2) Get the balance right. For design thinking to work, you need a team with a diverse set of skills and experience – and in the right proportions. Pull in members from all key departments and encourage them to embrace their differences and play to their strengths.
3) Lay down the law. While it is imperative to allow a generous level of self-government in your design-thinking team, keep control with a brief set of rules that cannot be breached – no illegal activity, for example.
4) Make it integral. When design thinking is always part of the product-development process, your employees’ will regard it more positively.
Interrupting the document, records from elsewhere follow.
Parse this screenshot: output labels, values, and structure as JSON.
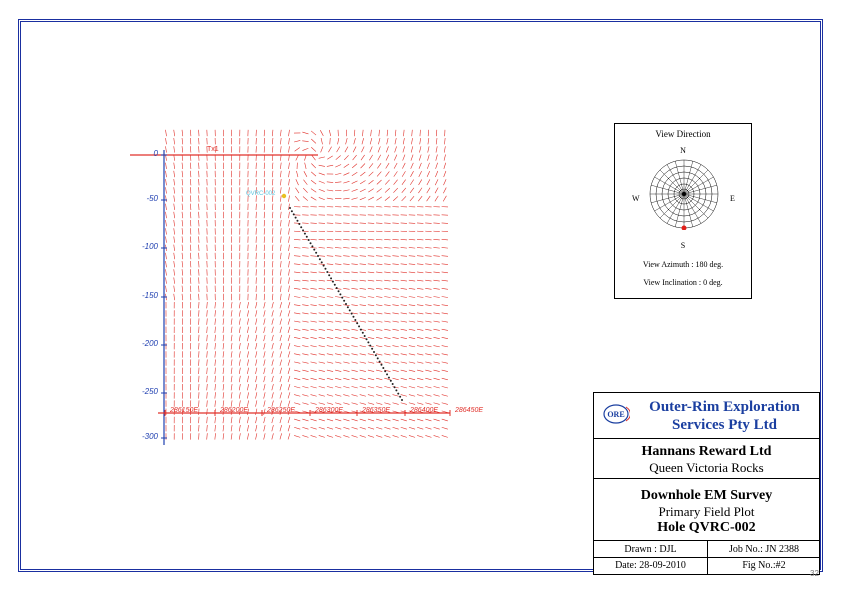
{
  "plot": {
    "depth_labels": [
      "0",
      "-50",
      "-100",
      "-150",
      "-200",
      "-250",
      "-300"
    ],
    "easting_labels": [
      "286150E",
      "286200E",
      "286250E",
      "286300E",
      "286350E",
      "286400E",
      "286450E"
    ],
    "hole_label": "QVRC-002",
    "ref_label": "Tx1",
    "colors": {
      "field_vectors": "#e0302a",
      "axis": "#1f3fb0",
      "trace": "#222222",
      "collar": "#e8c020"
    }
  },
  "view_direction": {
    "title": "View Direction",
    "north": "N",
    "south": "S",
    "east": "E",
    "west": "W",
    "azimuth_text": "View Azimuth : 180 deg.",
    "inclination_text": "View Inclination : 0 deg."
  },
  "title_block": {
    "logo_text": "ORE",
    "company_line1": "Outer-Rim Exploration",
    "company_line2": "Services Pty Ltd",
    "client": "Hannans Reward Ltd",
    "project": "Queen Victoria Rocks",
    "survey": "Downhole EM Survey",
    "plot_type": "Primary Field Plot",
    "hole": "Hole QVRC-002",
    "drawn": "Drawn : DJL",
    "job_no": "Job No.: JN 2388",
    "date": "Date: 28-09-2010",
    "fig_no": "Fig No.:#2"
  },
  "page_number": "32"
}
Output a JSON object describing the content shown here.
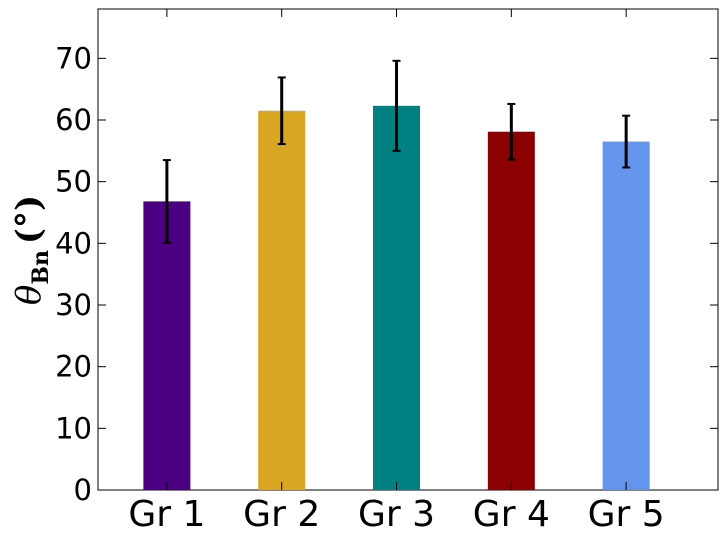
{
  "chart_data": {
    "type": "bar",
    "categories": [
      "Gr 1",
      "Gr 2",
      "Gr 3",
      "Gr 4",
      "Gr 5"
    ],
    "values": [
      46.8,
      61.5,
      62.3,
      58.1,
      56.5
    ],
    "errors": [
      6.7,
      5.4,
      7.3,
      4.5,
      4.2
    ],
    "colors": [
      "#4b0082",
      "#daa520",
      "#008080",
      "#8b0000",
      "#6495ed"
    ],
    "title": "",
    "xlabel": "",
    "ylabel_symbol": "θ",
    "ylabel_subscript": "Bn",
    "ylabel_unit": "(°)",
    "ylim": [
      0,
      78
    ],
    "yticks": [
      0,
      10,
      20,
      30,
      40,
      50,
      60,
      70
    ],
    "grid": false,
    "legend": "none"
  }
}
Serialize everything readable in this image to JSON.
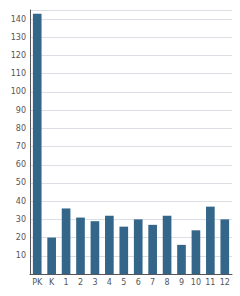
{
  "chart_data": {
    "type": "bar",
    "categories": [
      "PK",
      "K",
      "1",
      "2",
      "3",
      "4",
      "5",
      "6",
      "7",
      "8",
      "9",
      "10",
      "11",
      "12"
    ],
    "values": [
      143,
      20,
      36,
      31,
      29,
      32,
      26,
      30,
      27,
      32,
      16,
      24,
      37,
      30
    ],
    "color": "#336688",
    "ylim": [
      0,
      145
    ],
    "yticks": [
      10,
      20,
      30,
      40,
      50,
      60,
      70,
      80,
      90,
      100,
      110,
      120,
      130,
      140
    ],
    "grid": true
  }
}
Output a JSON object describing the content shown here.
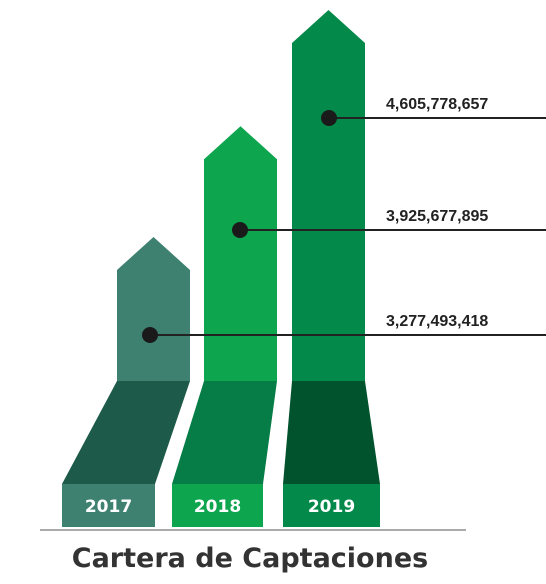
{
  "chart_data": {
    "type": "bar",
    "title": "Cartera de Captaciones",
    "categories": [
      "2017",
      "2018",
      "2019"
    ],
    "values": [
      3277493418,
      3925677895,
      4605778657
    ],
    "value_labels": [
      "3,277,493,418",
      "3,925,677,895",
      "4,605,778,657"
    ],
    "colors": {
      "bar": [
        "#3e8170",
        "#0da54e",
        "#038a4a"
      ],
      "base": [
        "#1d5a49",
        "#067d47",
        "#00532c"
      ],
      "label_box": [
        "#3e8170",
        "#0da54e",
        "#038a4a"
      ]
    },
    "legend": "none",
    "grid": false
  }
}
5) Put knowledge before profit. Not every design-thinking project will give birth to a workable innovation, but it will usually have something to teach you for the future.
“By clearly defining learning outcomes through questions (such as ‘Why don’t patients sign the consent form?’), you can then define precise hypotheses (such as ‘because the form is too long’ or ‘because the language is incomprehensible).”
If you want design thinking to be part of your innovation model for the future, training employees in the method won’t be enough to sustain it – especially when they don’t see solid results. Take a close look at how your organisation works now and define any barriers that need removing to allow design thinking to succeed.